La société civile et les pouvoirs publics ont le devoir de mener une politique familiale positive. Ils gagneraient à s'inspirer des indications rappelées dans la "Charte des droits de la famille" par le pape Jean-Paul II pour défendre les droits inviolables de celle-ci, les droits des personnes et les conditions de leur épanouissement (cf. FC 46).
Église à la maison
564 La famille chrétienne est le lieu où les valeurs évangéliques naissent, comme naturellement. L'enfant y est accueilli inconditionnellement. Sa faiblesse désarme les "grands" et devient ainsi une force. La famille est le lieu de l'amour, de la fidélité et du pardon.
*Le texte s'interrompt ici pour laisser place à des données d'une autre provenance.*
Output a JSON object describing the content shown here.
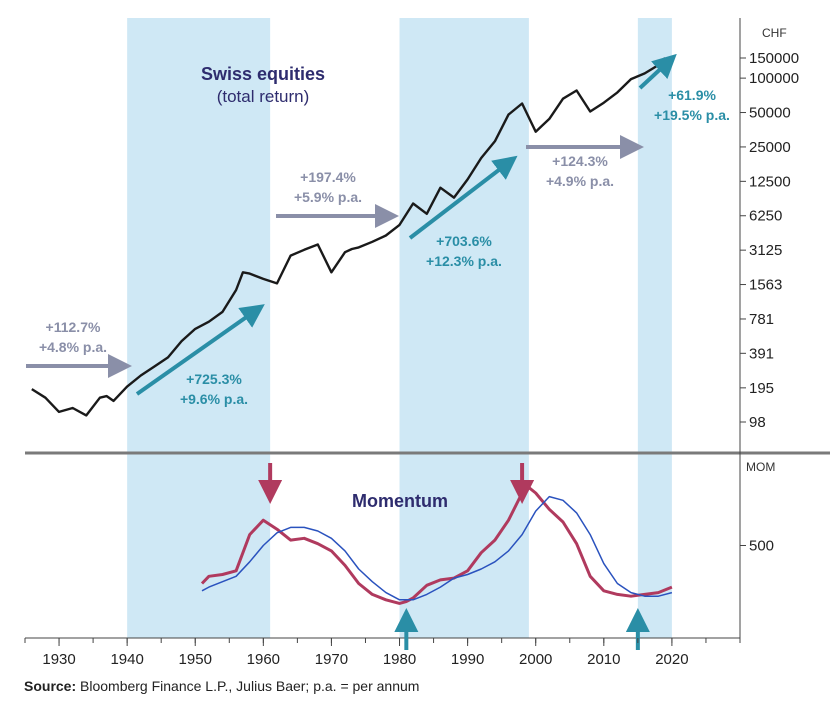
{
  "chart_data": [
    {
      "type": "line",
      "title": "Swiss equities",
      "subtitle": "(total return)",
      "y_unit": "CHF",
      "scale": "log",
      "y_ticks": [
        "150000",
        "100000",
        "50000",
        "25000",
        "12500",
        "6250",
        "3125",
        "1563",
        "781",
        "391",
        "195",
        "98"
      ],
      "y_tick_values": [
        150000,
        100000,
        50000,
        25000,
        12500,
        6250,
        3125,
        1563,
        781,
        391,
        195,
        98
      ],
      "series": [
        {
          "x": [
            1926,
            1928,
            1930,
            1932,
            1934,
            1936,
            1937,
            1938,
            1940,
            1942,
            1944,
            1946,
            1948,
            1950,
            1952,
            1954,
            1956,
            1957,
            1958,
            1960,
            1962,
            1964,
            1966,
            1968,
            1970,
            1972,
            1973,
            1974,
            1976,
            1978,
            1980,
            1982,
            1984,
            1986,
            1988,
            1990,
            1992,
            1994,
            1996,
            1998,
            2000,
            2002,
            2004,
            2006,
            2008,
            2010,
            2012,
            2014,
            2016,
            2018,
            2019
          ],
          "values": [
            190,
            160,
            120,
            130,
            112,
            160,
            165,
            150,
            200,
            250,
            300,
            360,
            500,
            640,
            740,
            900,
            1400,
            2000,
            1950,
            1750,
            1600,
            2800,
            3150,
            3500,
            2000,
            3000,
            3200,
            3300,
            3700,
            4200,
            5200,
            8000,
            6500,
            11000,
            9000,
            13000,
            20000,
            28000,
            48000,
            60000,
            34000,
            44000,
            66000,
            78000,
            51000,
            61000,
            75000,
            98000,
            110000,
            130000,
            150000
          ]
        }
      ],
      "periods": [
        {
          "start": 1940,
          "end": 1961,
          "label_line1": "+725.3%",
          "label_line2": "+9.6% p.a.",
          "highlight": true
        },
        {
          "start": 1961,
          "end": 1980,
          "label_line1": "+197.4%",
          "label_line2": "+5.9% p.a.",
          "highlight": false
        },
        {
          "start": 1980,
          "end": 1999,
          "label_line1": "+703.6%",
          "label_line2": "+12.3% p.a.",
          "highlight": true
        },
        {
          "start": 1999,
          "end": 2015,
          "label_line1": "+124.3%",
          "label_line2": "+4.9% p.a.",
          "highlight": false
        },
        {
          "start": 2015,
          "end": 2020,
          "label_line1": "+61.9%",
          "label_line2": "+19.5% p.a.",
          "highlight": true
        },
        {
          "start": 1926,
          "end": 1940,
          "label_line1": "+112.7%",
          "label_line2": "+4.8% p.a.",
          "highlight": false
        }
      ]
    },
    {
      "type": "line",
      "title": "Momentum",
      "y_unit": "MOM",
      "y_ticks": [
        "500"
      ],
      "y_tick_values": [
        500
      ],
      "ylim": [
        0,
        1000
      ],
      "xlim": [
        1925,
        2030
      ],
      "x_ticks": [
        1930,
        1940,
        1950,
        1960,
        1970,
        1980,
        1990,
        2000,
        2010,
        2020
      ],
      "series": [
        {
          "color": "#b03a5e",
          "x": [
            1951,
            1952,
            1954,
            1956,
            1958,
            1960,
            1962,
            1964,
            1966,
            1968,
            1970,
            1972,
            1974,
            1976,
            1978,
            1980,
            1981,
            1982,
            1984,
            1986,
            1988,
            1990,
            1992,
            1994,
            1996,
            1998,
            1999,
            2000,
            2002,
            2004,
            2006,
            2008,
            2010,
            2012,
            2014,
            2016,
            2018,
            2020
          ],
          "values": [
            290,
            330,
            340,
            360,
            560,
            640,
            590,
            530,
            540,
            510,
            470,
            390,
            290,
            230,
            200,
            180,
            190,
            210,
            280,
            310,
            320,
            360,
            460,
            530,
            640,
            790,
            820,
            790,
            700,
            630,
            510,
            330,
            250,
            230,
            220,
            230,
            240,
            270
          ]
        },
        {
          "color": "#2a52be",
          "x": [
            1951,
            1952,
            1954,
            1956,
            1958,
            1960,
            1962,
            1964,
            1966,
            1968,
            1970,
            1972,
            1974,
            1976,
            1978,
            1980,
            1982,
            1984,
            1986,
            1988,
            1990,
            1992,
            1994,
            1996,
            1998,
            2000,
            2002,
            2004,
            2006,
            2008,
            2010,
            2012,
            2014,
            2016,
            2018,
            2020
          ],
          "values": [
            250,
            270,
            300,
            330,
            410,
            500,
            570,
            600,
            600,
            580,
            540,
            470,
            370,
            300,
            240,
            200,
            200,
            230,
            270,
            320,
            340,
            370,
            410,
            470,
            560,
            690,
            770,
            750,
            680,
            560,
            400,
            290,
            240,
            220,
            220,
            240
          ]
        }
      ],
      "down_arrows": [
        1961,
        1998
      ],
      "up_arrows": [
        1981,
        2015
      ]
    }
  ],
  "source_label": "Source:",
  "source_text": " Bloomberg Finance L.P., Julius Baer; p.a. = per annum",
  "colors": {
    "band": "#cfe8f5",
    "price_line": "#1a1a1a",
    "title": "#2e2c6e",
    "teal": "#2a8ea6",
    "gray_arrow": "#8a8fa8",
    "gray_text": "#8a8fa8",
    "divider": "#7a7a7a"
  }
}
Ressaisie par la grâce du Christ, dans le sacrement du mariage, sacrement de l'Alliance, la famille est transfigurée, au point de devenir une cellule d'Église, "comme une Église domestique" ([LG 11) ou "un sanctuaire de l'Église à la maison" (AA 11).
Mais si l'Évangile valorise la famille en la faisant reposer sur un sacrement, il la relativise en refusant d'en faire une fin en soi. Le Christ invite en effet ses disciples à quitter maisons, frères, soeurs, père, mère, enfants ou terre, à cause de son nom (cf. Mt 19,29). Il y a quelque chose de plus important que le lien familial : le lien établi directement par le Seigneur avec chacun d'entre nous.
Familles blessées
565 Les familles qui vivent sans trop de difficultés témoignent de la grandeur de l'amour humain. Mais elles doivent le faire humblement en sachant en rendre grâce à Dieu : tant de personnes souhaiteraient une telle harmonie. Quelles que soient les causes et les responsabilités, beaucoup, en effet, appartiennent aujourd'hui à des familles blessées ou divisées. Le plus souvent ces personnes gardent dans leur détresse un ferme attachement à certaines valeurs essentielles, comme l'amour de leurs enfants et la solidarité. Elles ne doivent pas se sentir exclues de l'Église même si, dans certains cas, elles ne peuvent s'approcher des sacrements. Leur situation doit susciter, notamment chez leurs proches, une véritable entraide. On n'oubliera pas non plus l'état violent imposé à beaucoup de familles d'immigrés chez qui les valeurs familiale ! s so nt importantes. Aussi appellent-elles à l'action pour résoudre ou du moins alléger les problèmes posés, par exemple, par la séparation professionnelle des conjoints.